Chinese 'underground bankers' accused of aiding Mexican cartel

A pile of US dollars
[Getty Images]

The US has accused a Chinese "underground banking" network of helping Mexico's powerful Sinaloa drugs cartel with money laundering and other crimes.

The Department of Justice (DoJ) has charged 24 people with offences that also include distributing narcotics.

Law enforcement officers have seized about $5m (£4m) in proceeds, as well as guns and hundreds of pounds of cocaine, methamphetamine and ecstasy pills.

The DoJ touted the close co-operation with Mexican and Chinese law enforcement - a message that has been echoed on the Chinese side.

The US accuses the Sinaloa cartel of helping to fuel a deadly epidemic by flooding the country with fentanyl, a synthetic opioid up to 50 times stronger than heroin.

The DoJ highlighted a "conspiracy" during which more than $50m in drug proceeds moved between the Sinaloa gang members and Chinese underground "money exchanges".

It said these underground exchanges were being used by Sinaloa operatives to move their illegally acquired cash from the US to Mexico.

These Chinese exchanges offer a "ready market" for US currency, the DoJ said, explaining that some Chinese nationals want "informal alternatives" to conventional banking because the Beijing government caps the amount of money they can take out of China.

A statement from Beijing, quoted by the AFP news agency, appeared to confirm the rare close collaboration with the US, saying authorities there had arrested a money-laundering suspect.

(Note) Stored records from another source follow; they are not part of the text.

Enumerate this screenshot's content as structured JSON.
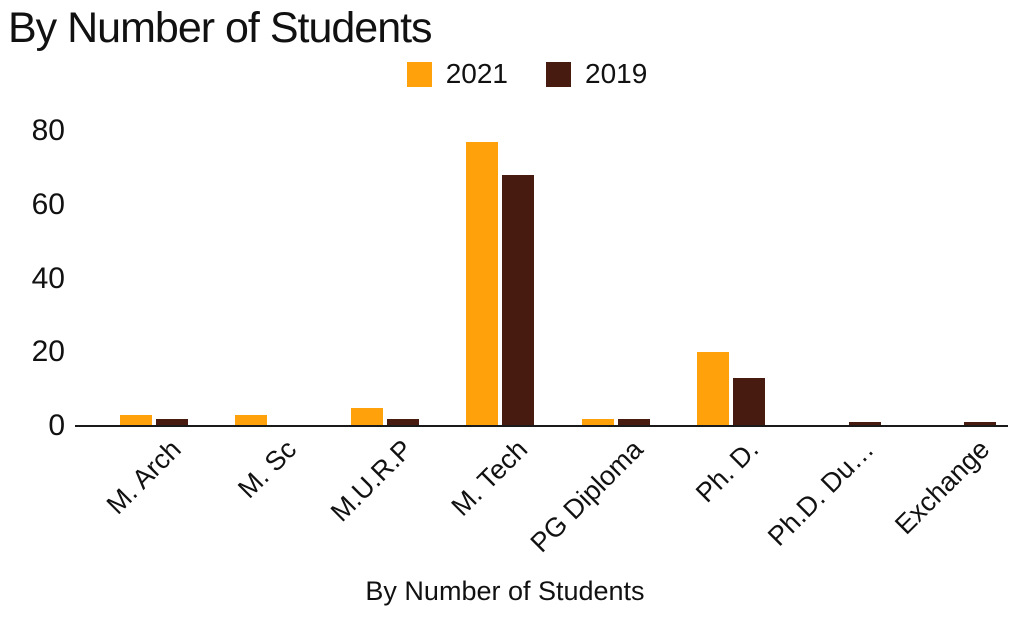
{
  "title": "By Number of Students",
  "colors": {
    "series_2021": "#FFA10A",
    "series_2019": "#471B10",
    "axis": "#1a1a1a",
    "text": "#111111"
  },
  "chart_data": {
    "type": "bar",
    "title": "By Number of Students",
    "xlabel": "By Number of Students",
    "ylabel": "",
    "categories": [
      "M. Arch",
      "M. Sc",
      "M.U.R.P",
      "M. Tech",
      "PG Diploma",
      "Ph. D.",
      "Ph.D. Du…",
      "Exchange"
    ],
    "series": [
      {
        "name": "2021",
        "color": "#FFA10A",
        "values": [
          3,
          3,
          5,
          77,
          2,
          20,
          0,
          0
        ]
      },
      {
        "name": "2019",
        "color": "#471B10",
        "values": [
          2,
          0,
          2,
          68,
          2,
          13,
          1,
          1
        ]
      }
    ],
    "ylim": [
      0,
      80
    ],
    "yticks": [
      0,
      20,
      40,
      60,
      80
    ],
    "grid": false,
    "legend_position": "top"
  }
}
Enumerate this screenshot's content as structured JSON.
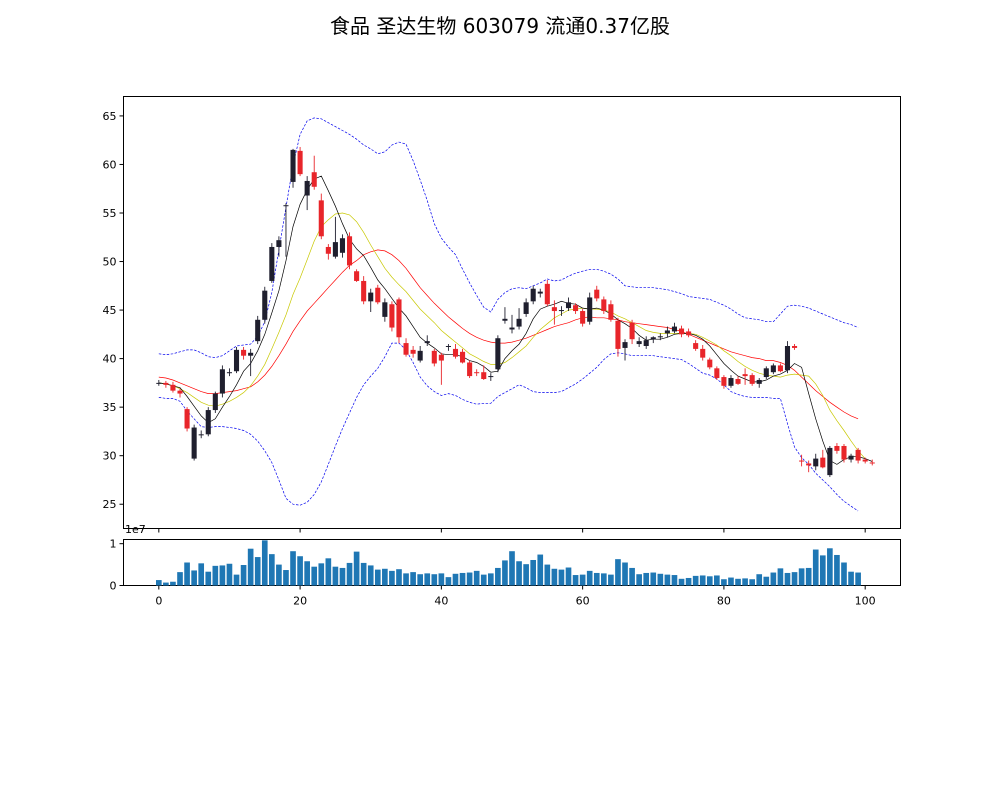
{
  "chart_data": [
    {
      "type": "candlestick",
      "title": "食品 圣达生物 603079 流通0.37亿股",
      "xlim": [
        -5,
        105
      ],
      "ylim": [
        22.5,
        67
      ],
      "xticks": [
        0,
        20,
        40,
        60,
        80,
        100
      ],
      "yticks": [
        25,
        30,
        35,
        40,
        45,
        50,
        55,
        60,
        65
      ],
      "x_start": 0,
      "up_color": "#1f1f2e",
      "down_color": "#e8252a",
      "ohlc": [
        [
          37.4,
          37.8,
          37.2,
          37.5
        ],
        [
          37.5,
          37.7,
          37.0,
          37.3
        ],
        [
          37.3,
          37.6,
          36.5,
          36.7
        ],
        [
          36.7,
          36.9,
          36.0,
          36.4
        ],
        [
          34.8,
          35.0,
          32.5,
          32.8
        ],
        [
          29.7,
          33.2,
          29.5,
          32.9
        ],
        [
          32.1,
          32.6,
          31.8,
          32.2
        ],
        [
          32.2,
          35.0,
          32.0,
          34.7
        ],
        [
          34.7,
          36.6,
          34.4,
          36.4
        ],
        [
          36.4,
          39.3,
          36.0,
          38.9
        ],
        [
          38.6,
          39.0,
          38.2,
          38.6
        ],
        [
          38.7,
          41.2,
          38.5,
          40.9
        ],
        [
          40.9,
          41.2,
          39.9,
          40.3
        ],
        [
          40.3,
          41.0,
          38.2,
          40.6
        ],
        [
          41.8,
          44.4,
          41.5,
          44.0
        ],
        [
          44.0,
          47.4,
          43.6,
          47.0
        ],
        [
          48.0,
          51.9,
          47.8,
          51.5
        ],
        [
          51.5,
          52.6,
          50.5,
          52.2
        ],
        [
          55.8,
          56.0,
          50.5,
          55.8
        ],
        [
          58.2,
          61.6,
          57.6,
          61.5
        ],
        [
          61.4,
          61.8,
          58.8,
          59.0
        ],
        [
          56.8,
          58.8,
          55.3,
          58.3
        ],
        [
          59.2,
          60.9,
          57.4,
          57.7
        ],
        [
          56.3,
          57.0,
          52.3,
          52.6
        ],
        [
          51.5,
          51.8,
          50.2,
          50.8
        ],
        [
          50.5,
          54.6,
          50.3,
          52.0
        ],
        [
          50.9,
          52.8,
          50.4,
          52.4
        ],
        [
          52.6,
          53.0,
          49.2,
          49.6
        ],
        [
          49.0,
          49.2,
          47.9,
          48.0
        ],
        [
          48.0,
          48.5,
          45.6,
          45.9
        ],
        [
          45.9,
          47.2,
          44.8,
          46.8
        ],
        [
          47.3,
          47.6,
          45.6,
          45.8
        ],
        [
          44.3,
          46.2,
          43.8,
          45.8
        ],
        [
          45.6,
          45.9,
          42.8,
          43.2
        ],
        [
          46.1,
          46.3,
          41.6,
          42.2
        ],
        [
          41.6,
          42.1,
          40.2,
          40.4
        ],
        [
          40.9,
          41.3,
          40.1,
          40.5
        ],
        [
          39.8,
          41.3,
          39.6,
          40.8
        ],
        [
          41.6,
          42.4,
          41.3,
          41.8
        ],
        [
          40.8,
          41.0,
          39.2,
          39.5
        ],
        [
          40.4,
          40.6,
          37.3,
          39.8
        ],
        [
          41.2,
          41.5,
          40.8,
          41.3
        ],
        [
          41.0,
          41.5,
          40.0,
          40.2
        ],
        [
          40.7,
          41.0,
          39.5,
          39.6
        ],
        [
          39.6,
          39.8,
          38.0,
          38.2
        ],
        [
          38.6,
          38.9,
          38.2,
          38.5
        ],
        [
          38.6,
          39.3,
          37.8,
          37.9
        ],
        [
          38.2,
          38.5,
          37.7,
          38.2
        ],
        [
          38.9,
          42.4,
          38.6,
          42.1
        ],
        [
          43.9,
          45.3,
          43.6,
          44.1
        ],
        [
          43.0,
          44.5,
          42.6,
          43.2
        ],
        [
          43.3,
          45.2,
          43.0,
          44.1
        ],
        [
          44.6,
          46.2,
          44.3,
          45.8
        ],
        [
          45.9,
          47.5,
          45.6,
          47.2
        ],
        [
          46.7,
          47.2,
          46.3,
          46.9
        ],
        [
          47.7,
          48.1,
          45.4,
          45.6
        ],
        [
          45.3,
          46.0,
          43.5,
          44.9
        ],
        [
          44.9,
          45.4,
          44.4,
          45.0
        ],
        [
          45.2,
          46.3,
          44.9,
          45.8
        ],
        [
          45.5,
          45.7,
          44.6,
          44.9
        ],
        [
          44.9,
          45.1,
          43.3,
          43.6
        ],
        [
          43.8,
          46.8,
          43.5,
          46.3
        ],
        [
          47.1,
          47.5,
          45.9,
          46.2
        ],
        [
          46.1,
          46.4,
          44.6,
          44.9
        ],
        [
          45.6,
          46.0,
          43.8,
          44.0
        ],
        [
          43.9,
          44.2,
          40.2,
          41.0
        ],
        [
          41.1,
          42.0,
          39.8,
          41.7
        ],
        [
          43.7,
          44.0,
          41.5,
          42.0
        ],
        [
          41.5,
          42.2,
          41.2,
          41.8
        ],
        [
          41.3,
          42.3,
          41.0,
          41.9
        ],
        [
          42.0,
          42.3,
          41.6,
          42.2
        ],
        [
          42.3,
          42.6,
          41.9,
          42.3
        ],
        [
          42.6,
          43.3,
          42.2,
          42.9
        ],
        [
          42.8,
          43.7,
          42.6,
          43.3
        ],
        [
          43.1,
          43.4,
          42.2,
          42.5
        ],
        [
          42.8,
          43.1,
          42.2,
          42.4
        ],
        [
          41.6,
          41.9,
          40.8,
          41.0
        ],
        [
          41.0,
          41.4,
          39.8,
          40.1
        ],
        [
          39.9,
          40.1,
          38.9,
          39.1
        ],
        [
          39.0,
          39.2,
          37.8,
          38.0
        ],
        [
          38.1,
          38.3,
          36.9,
          37.2
        ],
        [
          37.2,
          38.3,
          37.0,
          38.0
        ],
        [
          37.9,
          38.2,
          37.3,
          37.4
        ],
        [
          38.4,
          39.0,
          37.3,
          38.2
        ],
        [
          38.3,
          38.5,
          37.2,
          37.4
        ],
        [
          37.4,
          38.0,
          37.0,
          37.8
        ],
        [
          38.1,
          39.2,
          37.9,
          39.0
        ],
        [
          38.6,
          39.5,
          38.4,
          39.3
        ],
        [
          39.3,
          39.5,
          38.6,
          38.7
        ],
        [
          38.8,
          41.8,
          38.5,
          41.3
        ],
        [
          41.3,
          41.5,
          40.9,
          41.1
        ],
        [
          29.5,
          30.1,
          28.9,
          29.4
        ],
        [
          29.2,
          29.5,
          28.3,
          29.0
        ],
        [
          28.9,
          30.2,
          28.5,
          29.7
        ],
        [
          29.8,
          30.6,
          28.7,
          28.8
        ],
        [
          28.0,
          31.0,
          27.8,
          30.8
        ],
        [
          31.0,
          31.3,
          30.2,
          30.5
        ],
        [
          31.0,
          31.2,
          29.3,
          29.6
        ],
        [
          29.6,
          30.2,
          29.3,
          30.0
        ],
        [
          30.6,
          30.8,
          29.2,
          29.5
        ],
        [
          29.6,
          29.8,
          29.2,
          29.4
        ],
        [
          29.3,
          29.6,
          29.0,
          29.2
        ]
      ],
      "band_upper": [
        40.5,
        40.4,
        40.5,
        40.7,
        40.9,
        40.9,
        40.6,
        40.2,
        40.1,
        40.3,
        40.8,
        41.3,
        41.4,
        41.5,
        42.3,
        43.8,
        46.8,
        51.2,
        55.6,
        59.9,
        63.1,
        64.5,
        64.8,
        64.7,
        64.3,
        63.9,
        63.5,
        63.1,
        62.6,
        62.0,
        61.6,
        61.1,
        61.3,
        62.0,
        62.3,
        62.1,
        60.4,
        58.4,
        56.3,
        53.9,
        52.4,
        51.5,
        50.7,
        49.2,
        47.8,
        46.5,
        45.3,
        44.8,
        46.1,
        46.8,
        47.2,
        47.3,
        47.2,
        47.5,
        47.8,
        48.2,
        48.0,
        48.1,
        48.5,
        48.8,
        49.0,
        49.2,
        49.2,
        49.0,
        48.7,
        48.2,
        47.5,
        47.4,
        47.3,
        47.3,
        47.3,
        47.2,
        47.1,
        46.9,
        46.7,
        46.4,
        46.3,
        46.2,
        46.1,
        45.8,
        45.5,
        45.1,
        44.6,
        44.2,
        44.1,
        44.0,
        43.8,
        43.8,
        44.6,
        45.4,
        45.5,
        45.4,
        45.2,
        44.9,
        44.6,
        44.3,
        44.0,
        43.7,
        43.5,
        43.2
      ],
      "band_lower": [
        36.0,
        35.9,
        35.9,
        35.6,
        34.6,
        33.8,
        33.0,
        32.9,
        33.0,
        33.0,
        32.9,
        32.8,
        32.6,
        32.2,
        31.5,
        30.5,
        29.3,
        27.5,
        25.6,
        25.0,
        24.9,
        25.2,
        26.0,
        27.3,
        29.1,
        31.0,
        32.8,
        34.4,
        36.0,
        37.3,
        38.2,
        39.0,
        40.2,
        41.6,
        41.6,
        40.9,
        39.6,
        38.1,
        37.2,
        36.6,
        36.2,
        36.4,
        36.2,
        35.8,
        35.5,
        35.3,
        35.4,
        35.4,
        36.1,
        36.5,
        36.9,
        37.3,
        37.0,
        36.6,
        36.5,
        36.5,
        36.5,
        36.6,
        37.0,
        37.4,
        37.9,
        38.5,
        39.1,
        39.9,
        40.5,
        40.6,
        40.5,
        40.3,
        40.3,
        40.3,
        40.3,
        40.2,
        40.1,
        40.0,
        39.9,
        39.5,
        39.0,
        38.5,
        38.3,
        37.9,
        37.3,
        36.6,
        36.3,
        36.1,
        36.0,
        36.0,
        36.0,
        35.9,
        35.9,
        33.3,
        30.9,
        29.8,
        29.1,
        28.2,
        27.5,
        26.8,
        26.0,
        25.3,
        24.8,
        24.3
      ],
      "ma_short": [
        37.5,
        37.4,
        37.2,
        37.0,
        36.1,
        35.1,
        34.1,
        33.4,
        33.8,
        35.0,
        36.1,
        37.3,
        38.7,
        39.5,
        40.8,
        42.5,
        44.7,
        47.0,
        50.1,
        53.6,
        55.9,
        57.4,
        58.5,
        58.8,
        57.3,
        55.7,
        53.9,
        52.3,
        51.3,
        50.6,
        49.4,
        48.1,
        47.2,
        46.2,
        45.2,
        44.4,
        43.3,
        42.2,
        41.6,
        41.1,
        40.5,
        40.4,
        40.4,
        40.2,
        39.8,
        39.6,
        39.2,
        38.6,
        38.7,
        40.0,
        40.8,
        41.5,
        42.6,
        44.1,
        45.1,
        45.4,
        45.6,
        45.9,
        45.7,
        45.6,
        45.2,
        45.1,
        45.2,
        45.0,
        44.6,
        44.0,
        43.6,
        43.1,
        42.4,
        41.9,
        42.0,
        42.0,
        42.2,
        42.5,
        42.6,
        42.6,
        42.4,
        42.0,
        41.3,
        40.4,
        39.5,
        38.8,
        38.2,
        37.9,
        37.6,
        37.6,
        37.8,
        38.2,
        38.4,
        38.8,
        39.5,
        39.1,
        36.4,
        33.8,
        31.5,
        29.5,
        29.1,
        29.6,
        29.9,
        29.9,
        29.7,
        29.4
      ],
      "ma_mid": [
        37.5,
        37.4,
        37.2,
        36.9,
        36.5,
        36.0,
        35.5,
        35.2,
        35.1,
        35.3,
        35.6,
        36.0,
        36.5,
        37.2,
        38.2,
        39.4,
        41.0,
        42.7,
        44.5,
        46.6,
        48.3,
        50.2,
        52.1,
        53.6,
        54.3,
        54.9,
        55.0,
        54.8,
        54.1,
        53.0,
        51.7,
        50.5,
        49.3,
        48.4,
        47.6,
        46.9,
        46.0,
        45.1,
        44.4,
        43.7,
        42.9,
        42.3,
        41.7,
        41.1,
        40.5,
        40.1,
        39.7,
        39.4,
        39.4,
        39.6,
        40.1,
        40.7,
        41.3,
        42.2,
        43.0,
        43.6,
        44.2,
        44.6,
        45.0,
        45.1,
        45.2,
        45.1,
        45.1,
        45.0,
        44.8,
        44.4,
        44.1,
        43.7,
        43.3,
        42.9,
        42.7,
        42.6,
        42.6,
        42.6,
        42.6,
        42.6,
        42.5,
        42.2,
        41.8,
        41.4,
        40.8,
        40.3,
        39.7,
        39.2,
        38.8,
        38.5,
        38.3,
        38.2,
        38.1,
        38.3,
        38.4,
        38.3,
        38.2,
        37.4,
        36.2,
        34.7,
        33.6,
        32.6,
        31.5,
        30.5,
        29.7
      ],
      "ma_long": [
        38.1,
        38.0,
        37.8,
        37.5,
        37.2,
        36.9,
        36.6,
        36.4,
        36.4,
        36.5,
        36.6,
        36.7,
        36.9,
        37.1,
        37.6,
        38.3,
        39.2,
        40.3,
        41.5,
        42.8,
        43.9,
        44.9,
        45.7,
        46.5,
        47.3,
        48.1,
        48.9,
        49.6,
        50.1,
        50.7,
        51.0,
        51.2,
        51.1,
        50.7,
        50.1,
        49.3,
        48.3,
        47.3,
        46.5,
        45.7,
        45.0,
        44.3,
        43.7,
        43.1,
        42.6,
        42.2,
        41.9,
        41.7,
        41.6,
        41.6,
        41.7,
        41.9,
        42.1,
        42.4,
        42.7,
        43.0,
        43.3,
        43.5,
        43.7,
        44.0,
        44.2,
        44.3,
        44.2,
        44.2,
        44.1,
        44.0,
        43.8,
        43.7,
        43.6,
        43.5,
        43.4,
        43.3,
        43.2,
        43.0,
        42.8,
        42.5,
        42.2,
        41.9,
        41.6,
        41.3,
        41.0,
        40.7,
        40.5,
        40.3,
        40.1,
        40.0,
        39.8,
        39.8,
        39.6,
        39.3,
        38.8,
        38.1,
        37.4,
        36.7,
        36.1,
        35.5,
        35.0,
        34.5,
        34.1,
        33.8
      ],
      "colors": {
        "band": "#0000ee",
        "ma_short": "#000000",
        "ma_mid": "#c8c800",
        "ma_long": "#ff0000"
      }
    },
    {
      "type": "bar",
      "ylim": [
        0,
        1.1
      ],
      "yticks": [
        0,
        1
      ],
      "exponent_label": "1e7",
      "x_start": 0,
      "bar_color": "#1f77b4",
      "values": [
        0.13,
        0.07,
        0.09,
        0.32,
        0.55,
        0.36,
        0.53,
        0.33,
        0.47,
        0.48,
        0.52,
        0.26,
        0.49,
        0.88,
        0.68,
        1.08,
        0.75,
        0.5,
        0.37,
        0.82,
        0.7,
        0.58,
        0.45,
        0.53,
        0.65,
        0.45,
        0.42,
        0.54,
        0.81,
        0.54,
        0.48,
        0.38,
        0.4,
        0.35,
        0.39,
        0.29,
        0.32,
        0.27,
        0.29,
        0.27,
        0.29,
        0.2,
        0.28,
        0.3,
        0.31,
        0.35,
        0.26,
        0.29,
        0.42,
        0.6,
        0.82,
        0.58,
        0.51,
        0.61,
        0.74,
        0.5,
        0.4,
        0.38,
        0.43,
        0.25,
        0.26,
        0.35,
        0.3,
        0.29,
        0.26,
        0.63,
        0.55,
        0.42,
        0.27,
        0.3,
        0.31,
        0.28,
        0.26,
        0.25,
        0.16,
        0.18,
        0.23,
        0.24,
        0.22,
        0.24,
        0.15,
        0.19,
        0.16,
        0.17,
        0.15,
        0.27,
        0.21,
        0.31,
        0.41,
        0.3,
        0.32,
        0.41,
        0.42,
        0.86,
        0.72,
        0.89,
        0.73,
        0.55,
        0.33,
        0.31
      ]
    }
  ]
}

That person had been involved in running a US car dealership before switching to "illegal foreign exchange trading".

Most of the 24 suspects named in the indictment will appear in a Los Angeles court "in the coming weeks", the DoJ added in its statement.

The US has long accused China itself of flooding the country with deadly drugs like fentanyl - an allegation that China denies.

In 2022 more than 70,000 Americans died from fentanyl overdoses of the drug, and Washington says Chinese-made opioids are fuelling the worst drug crisis in the country's history.